In the wake of the disclosure, Verizon has been seeking to trim $1 billion off the price tag of its proposed deal for Yahoo, the New York Post reported last week. Silliman declined to discuss whether Verizon was negotiating a lower price.

Yahoo reached a deal in July to sell its core web businesses to Verizon for $4.8 billion, plus an estimated $1.1 billion in payments for restricted stock at closing. The telco sees synergies in combining Yahoo with AOL (which it bought for $4.4 billion last year) to achieve greater audience and advertising scale.

Then, two months later, Yahoo said a “state-sponsored actor” broke in its network in late 2014 and stole usernames, hashed passwords, and other personal info for at least 500 million accounts worldwide.

The disclosure of the massive two-year-old security breach has raised questions about when Yahoo knew about the hack and the nature of its severity. In a Sept. 9 proxy statement, Yahoo said it was not aware of any security breaches. That was after Yahoo had acknowledged in early August that it was investigating a report that a Russian cybercriminal was advertising the sale of 200 million Yahoo user accounts in a black-market online forum, as first reported by Vice’s Motherboard.

Meanwhile, Yahoo’s reputation took another hit after a Reuters report that the internet company had set up a system to secretly scan hundreds of millions of Yahoo email accounts at the request of either the NSA or FBI. Yahoo denied that such an email-scanning system exists and said, “We narrowly interpret every government request for user data to minimize disclosure.”

Yahoo has advised users to change their passwords if they haven’t done so since 2014, but many users are choosing to delete their accounts.
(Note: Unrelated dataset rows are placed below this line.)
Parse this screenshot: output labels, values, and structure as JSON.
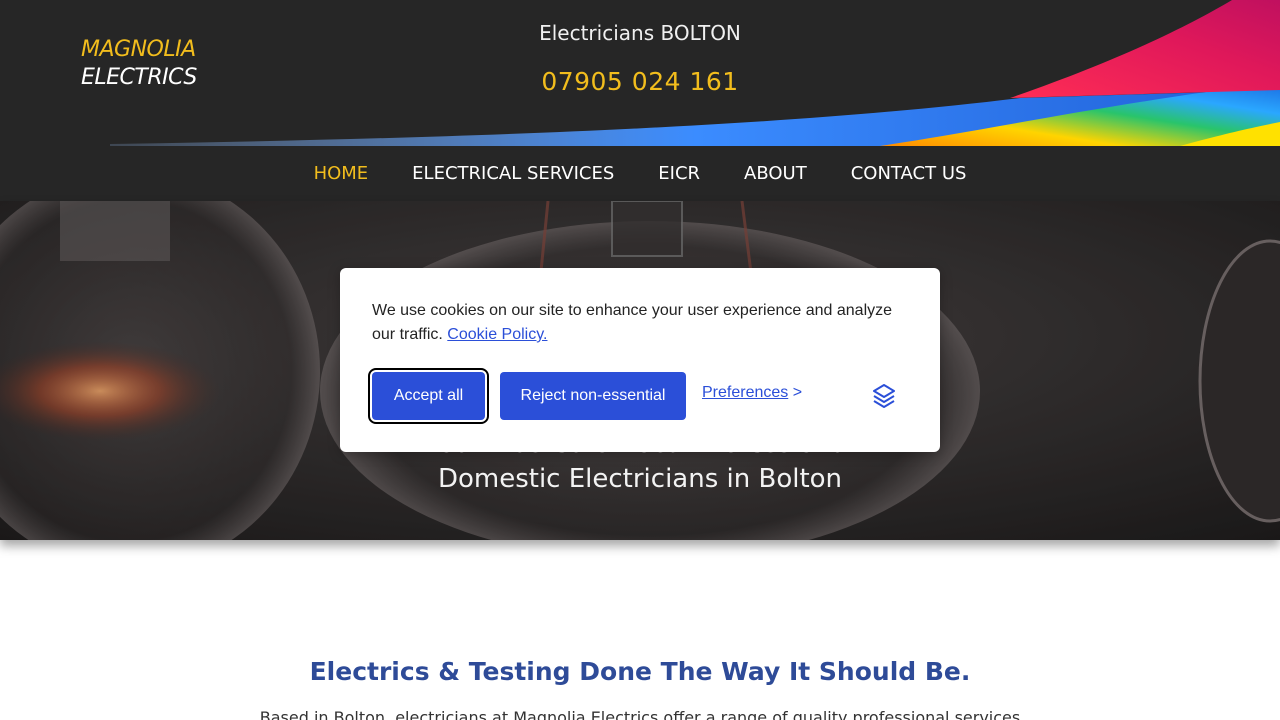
{
  "header": {
    "logo_line1": "MAGNOLIA",
    "logo_line2": "ELECTRICS",
    "title": "Electricians BOLTON",
    "phone": "07905 024 161"
  },
  "nav": {
    "items": [
      {
        "label": "HOME",
        "active": true
      },
      {
        "label": "ELECTRICAL SERVICES",
        "active": false
      },
      {
        "label": "EICR",
        "active": false
      },
      {
        "label": "ABOUT",
        "active": false
      },
      {
        "label": "CONTACT US",
        "active": false
      }
    ]
  },
  "hero": {
    "line1": "Your Trusted & Local Professional",
    "line2": "Domestic Electricians in Bolton"
  },
  "intro": {
    "heading": "Electrics & Testing Done The Way It Should Be.",
    "text": "Based in Bolton, electricians at Magnolia Electrics offer a range of quality professional services"
  },
  "cookie_banner": {
    "message": "We use cookies on our site to enhance your user experience and analyze our traffic.",
    "policy_link": "Cookie Policy.",
    "accept_label": "Accept all",
    "reject_label": "Reject non-essential",
    "preferences_label": "Preferences",
    "preferences_arrow": ">",
    "brand_icon": "layers-logo-icon"
  },
  "colors": {
    "header_bg": "#262626",
    "accent_yellow": "#f2bd1d",
    "button_blue": "#2b4fd8",
    "heading_blue": "#2e4b98"
  }
}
However, the company’s email service disabled automatic email forwarding at the beginning of October, making it difficult for users to switch to another service, as first reported by the Associated Press. Yahoo says it is working to restore the feature.

Verizon’s deal for Yahoo has been approved by the Federal Trade Commission, according to Silliman, but the transaction is awaiting approval from the European Commission and the U.S. Securities and Exchange Commission. Previously, the companies had said they expect the deal to close in the first quarter of 2017.

Yahoo has enlisted New York-based communications firm Joel Frank, which specializes in crisis PR, in dealing with the aftermath of the hack coming to light. The breach is the single biggest exposure of user data to date, and Yahoo’s costs associated with the incident could run into the tens of millions of dollars, according to security experts.